Cansada de atolar o pé em cocôs de cachorro na porta de casa toda manhã, ela apelou para
uma tática que considera altamente eficaz para espantar a
cachorrada: destampou o vidro
de conserva e "temperou" a calçada com pimenta. "Funciona
que é uma beleza", afirma a auxiliar de enfermagem.
Em média, 12 pessoas ligam
diariamente para a prefeitura
para solicitar a limpeza de vias
públicas -sujas não só por fezes de cachorro. A Folha visitou alguns bairros e constatou
que a insatisfação é grande.
Fixada em 2001, a lei municipal 13.131 estipula uma multa
de R$ 10 para quem não recolher das ruas as fezes de animal
-longe dos valores da Lei Cidade Limpa, de no mínimo R$
10 mil para quem descumpri-la. De difícil fiscalização, como
reconhece a própria prefeitura
-que não informou se já foi registrada alguma punição-, os
moradores vão se virando para
contornar a sujeira.
Cartaz e café
A batalha de Lígia, por exemplo, vem de longa data. Há alguns meses, colou no muro o
cartaz: "Cuidado com o cão, veneno no chão". Para dar um
tom verídico, espalhou pó de
café na entrada de casa.
Resultado: ganhou inimizades, travou bate-bocas e recebeu até ameaça de que aquilo
viraria caso de polícia. "A vizinha disse que ia me processar,
chamar a polícia. Pode chamar,
eu tenho razão", esbraveja a auxiliar de enfermagem.

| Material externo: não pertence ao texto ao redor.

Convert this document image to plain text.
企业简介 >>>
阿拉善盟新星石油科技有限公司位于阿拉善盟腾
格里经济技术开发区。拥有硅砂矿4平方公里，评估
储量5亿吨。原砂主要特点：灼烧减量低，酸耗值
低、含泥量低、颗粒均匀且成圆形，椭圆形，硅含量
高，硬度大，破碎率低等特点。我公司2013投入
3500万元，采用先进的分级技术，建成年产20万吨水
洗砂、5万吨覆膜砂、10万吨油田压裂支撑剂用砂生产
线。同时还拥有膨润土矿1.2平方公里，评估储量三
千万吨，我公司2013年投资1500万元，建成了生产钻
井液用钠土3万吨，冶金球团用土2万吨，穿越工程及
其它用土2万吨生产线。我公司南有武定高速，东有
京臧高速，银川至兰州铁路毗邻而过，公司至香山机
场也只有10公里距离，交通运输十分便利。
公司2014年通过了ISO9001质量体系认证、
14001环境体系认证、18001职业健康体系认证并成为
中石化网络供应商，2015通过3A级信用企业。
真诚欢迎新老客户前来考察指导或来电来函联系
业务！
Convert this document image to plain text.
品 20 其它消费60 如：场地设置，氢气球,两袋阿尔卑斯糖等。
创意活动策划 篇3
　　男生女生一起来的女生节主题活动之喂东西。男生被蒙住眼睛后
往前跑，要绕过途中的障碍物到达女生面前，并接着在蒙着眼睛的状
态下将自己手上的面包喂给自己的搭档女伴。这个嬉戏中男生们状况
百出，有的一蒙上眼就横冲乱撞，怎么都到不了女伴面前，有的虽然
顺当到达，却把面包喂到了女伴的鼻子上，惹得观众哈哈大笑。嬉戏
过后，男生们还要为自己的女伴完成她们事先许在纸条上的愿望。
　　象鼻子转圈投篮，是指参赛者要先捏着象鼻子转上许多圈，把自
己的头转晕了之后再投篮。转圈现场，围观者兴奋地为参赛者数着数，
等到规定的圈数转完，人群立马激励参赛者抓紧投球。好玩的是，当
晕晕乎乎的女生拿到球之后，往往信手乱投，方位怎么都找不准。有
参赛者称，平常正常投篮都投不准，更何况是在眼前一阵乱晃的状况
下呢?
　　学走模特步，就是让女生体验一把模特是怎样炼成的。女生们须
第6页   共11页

Sem lixeira nos arredores, a
Copacabana paulistana tem
trechos intransitáveis. Ao lado
da casa de Lígia, onde há uma
construção, os cocôs se proliferam. "Os donos até recolhem a
sujeira em saquinhos, mas jogam na rua, onde ninguém reclama", conta.
A lata de lixo mais próxima
aliás, não fica nem na rua, mas
em uma banca de jornais, e traz
uma placa que pede aos moradores o favor de não jogarem ali
cocô de seu cachorro.
Celina Maeda, dona da banca, se justifica: "O lixo da rua só
é recolhido terça, quinta e sábado. Se eu permitir que joguem
cocô de cachorro, fica um cheiro ruim que espanta os fregueses". Para ela, a questão é simples: o dono deveria levar para
casa a sujeira feita por seu cão.
É o que faz a aposentada Ivone Pelliciari de Almeida, 66,
que mora a poucas ruas de Lígia. Ao passear com a fox paulistinha Xuxa, 13, leva um aparato que consiste em papel toalha, saco plástico e serragem,
que, segundo ela, facilita a limpeza quando o cocô está mole.
Ela, porém, reclama do bairro:
"Minha netinha aprendeu a falar cocô de tanto ver nas ruas".
Lixeira com mensagem
Se morasse na rua Cayowaá,
em Perdizes (zona oeste), a neta de dona Ivone talvez adotasse outro vocabulário. Uma
ONG, distribuiu lixeiras pela
rua com os dizeres: "Calçada
não é privada, é pública".
Mas a iniciativa não foi estendida a todo o bairro. É disso que
reclama a psicóloga Marita Soares, que passeia por lá todo dia
com Baldo, um pastor alemão.
"Não vejo isso nas outras ruas."
Aparentemente limpos, praças e parques têm de ser cuidados o tempo todo. Compete a
Valderi Sousa, 43, a limpeza diária da Benedito Calixto, em Pinheiros (zona oeste). Contratado pela associação de amigos da
praça, ele lamenta: "Se soubesse
que você viria, tinha deixado
num canto para te mostrar. Dá
pra vender de quilo".
Na praça Buenos Aires, em
Higienópolis (centro), mesmo
com a distribuição de saquinhos
patrocinada por pet shops do
bairro, a sujeira é grande, e o trabalho, árduo. Renato Cordeiro,
23, responsável pela limpeza,
diz encher um saco de 40 litros
por dia com fezes de cão.
Enquanto as multas ainda
não são aplicadas, Lígia continuará recorrendo à pimenta,
que já perdia a validade. Despediu-se da reportagem com a
promessa de aplicar uma nova
demão na calçada em breve.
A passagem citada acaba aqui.